Tüm kategorilerdeki öğrenciler derslerden kaynaklı jet lag’dan son derece olumsuz etkilenirken, gececiler özellikle savunmasız oluyorlar. Birçok kişinin zaman yönünden jet-lag yaşadığı ve günün herhangi bir saatinde beklenen performansı gösteremediği görüldü. Ancak bu durum sadece derse geç kalmak kadar basit değil.
Biyolojik Saat ve Başarı Arasındaki Bağlantı
Smarr, “Gececiler daha geç uyanabildikleri için ve dersler de genellikle sabah erken saatte olduğu için, bu uyumsuzluk en çok gececileri vuruyor. Ama görüyoruz ki gündüzcüler ve sabahçılar da daha geç saatteki dersleri alıyorlar ve bu uyumsuzluk onları da kötü etkiliyor. Farklı insanlar biyolojik olarak farklı vücut saatlerine sahipler, bu yüzden eğitim için tek seferlik bir çözüm yok.” yorumunu yaptı.
Smarr ve Schirmer’ın , iki yıl boyunca kampüsün bağlantı sistemine girip çıkan 14.894 Northeastern Illinois Üniversitesi öğrencisinin çevrimiçi etkinliğini analiz ederek ve gerçek verileri kullanarak, dünyanın en büyük sosyal jet lag araştırmasını yürüttükleri düşünülüyor.
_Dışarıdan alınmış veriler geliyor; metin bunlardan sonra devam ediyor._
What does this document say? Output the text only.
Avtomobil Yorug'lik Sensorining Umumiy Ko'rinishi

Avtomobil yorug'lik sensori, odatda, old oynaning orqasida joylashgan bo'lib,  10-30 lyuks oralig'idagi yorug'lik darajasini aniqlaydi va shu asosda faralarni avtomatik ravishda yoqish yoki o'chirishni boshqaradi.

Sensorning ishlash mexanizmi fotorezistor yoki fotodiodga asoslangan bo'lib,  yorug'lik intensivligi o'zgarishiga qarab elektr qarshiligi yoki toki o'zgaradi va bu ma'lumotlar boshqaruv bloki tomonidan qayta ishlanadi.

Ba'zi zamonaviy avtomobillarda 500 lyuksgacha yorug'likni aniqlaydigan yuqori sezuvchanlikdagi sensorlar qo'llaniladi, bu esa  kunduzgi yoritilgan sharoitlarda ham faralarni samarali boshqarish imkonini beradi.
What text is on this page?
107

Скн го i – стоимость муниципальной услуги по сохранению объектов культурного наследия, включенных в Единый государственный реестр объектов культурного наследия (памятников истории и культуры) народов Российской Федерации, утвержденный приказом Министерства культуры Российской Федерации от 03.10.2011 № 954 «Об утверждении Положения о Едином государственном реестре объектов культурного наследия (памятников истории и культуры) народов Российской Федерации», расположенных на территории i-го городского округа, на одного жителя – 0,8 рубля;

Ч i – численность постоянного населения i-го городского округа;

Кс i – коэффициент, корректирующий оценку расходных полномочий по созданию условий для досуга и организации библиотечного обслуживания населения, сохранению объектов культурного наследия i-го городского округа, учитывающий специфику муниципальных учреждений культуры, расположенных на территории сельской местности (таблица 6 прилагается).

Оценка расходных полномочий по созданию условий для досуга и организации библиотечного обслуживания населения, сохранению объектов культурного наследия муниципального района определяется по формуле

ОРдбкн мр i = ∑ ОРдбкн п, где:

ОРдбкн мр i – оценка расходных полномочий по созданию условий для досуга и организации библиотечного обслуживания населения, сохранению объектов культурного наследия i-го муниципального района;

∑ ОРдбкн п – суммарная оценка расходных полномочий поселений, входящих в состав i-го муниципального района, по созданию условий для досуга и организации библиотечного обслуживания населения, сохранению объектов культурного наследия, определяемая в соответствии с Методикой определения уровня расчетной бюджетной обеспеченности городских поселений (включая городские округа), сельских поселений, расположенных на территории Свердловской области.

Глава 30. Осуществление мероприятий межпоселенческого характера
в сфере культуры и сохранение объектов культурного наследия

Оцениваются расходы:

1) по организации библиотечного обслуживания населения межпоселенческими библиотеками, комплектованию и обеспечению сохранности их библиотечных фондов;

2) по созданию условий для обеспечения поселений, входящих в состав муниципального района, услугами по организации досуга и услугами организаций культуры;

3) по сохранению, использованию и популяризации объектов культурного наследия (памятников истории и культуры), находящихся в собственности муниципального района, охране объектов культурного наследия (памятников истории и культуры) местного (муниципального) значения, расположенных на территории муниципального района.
Gececileri gündüzcüler ve sabahçılardan ayırmak ve daha kesin bir uyanıklık profili elde etmek için, araştırmacılar öğrencilerin derslere katılmadıkları günlerdeki etkinlik düzeylerini izlediler.
Daha sonra, sabahçıların, gündüzcülerin ve gececilerin sınıflarını 2014’ten 2016’ya kadar dört yarı yıl boyunca nasıl planladıklarını incelediler ve yaklaşık yüzde 40’ının çoğunlukla ders zamanlarıyla uyumlu bir biyolojik saat yapısına sahip olduklarını tespit ettiler. Sonuç olarak, uyku zamanlarıyla uyumlu olarak ders planlaması yapılan öğrencilerin sınıfta daha iyi performans gösterdiğini ve daha yüksek not ortalamasına sahip olduklarını gördüler.
Bununla birlikte, öğrencilerin yüzde 50’si daha tam olarak uyanamadan derse giriyordu ve yüzde 10’luk bir kısmı da derslerinin başladığı zamana kadar ancak uyanabilmişti.
Yaş ve Cinsiyet Etkiliyor
Önceki çalışmalar, yaşlıların daha erken saatlerde aktif olma eğiliminde olduğunu, ergenlik çağındaki gençlerin ise daha geç uyanma döngüsüne geçtiklerini bulmuşlardır. Genel olarak, erkekler kadınlardan daha geç bu döngüye geçerler ve uyku ritimleri mevsimlere ve güneş ışığına göre değişir.
Öğrencilerin okulun sistemine giriş verilerine yansıyan bu kalıpları bulmak, araştırmacıları dijital kayıtların insanların davranışlarının altında yatan biyolojik düzenleri de yansıtabileceğini araştırmak için teşvik etti.
Smarr, söz konusu çalışma hakkında yaptığı yorumda, “Sonuçlar gösteriyor ki, öğrencilere daha erken yatmaları için nasihat vermek yerine, eğitimi bireyselleştirmeye çalışmalıyız. Bir öğrencinin günün en çok hangi saatinden faydalanacığını bilmek ve ders saatlerini öğrencilere göre bireysel şekilde yapılandırmak, öğrencilerin başarılarına ciddi derecede katkı sağlayacaktır” şeklinde bir ifade kullandı.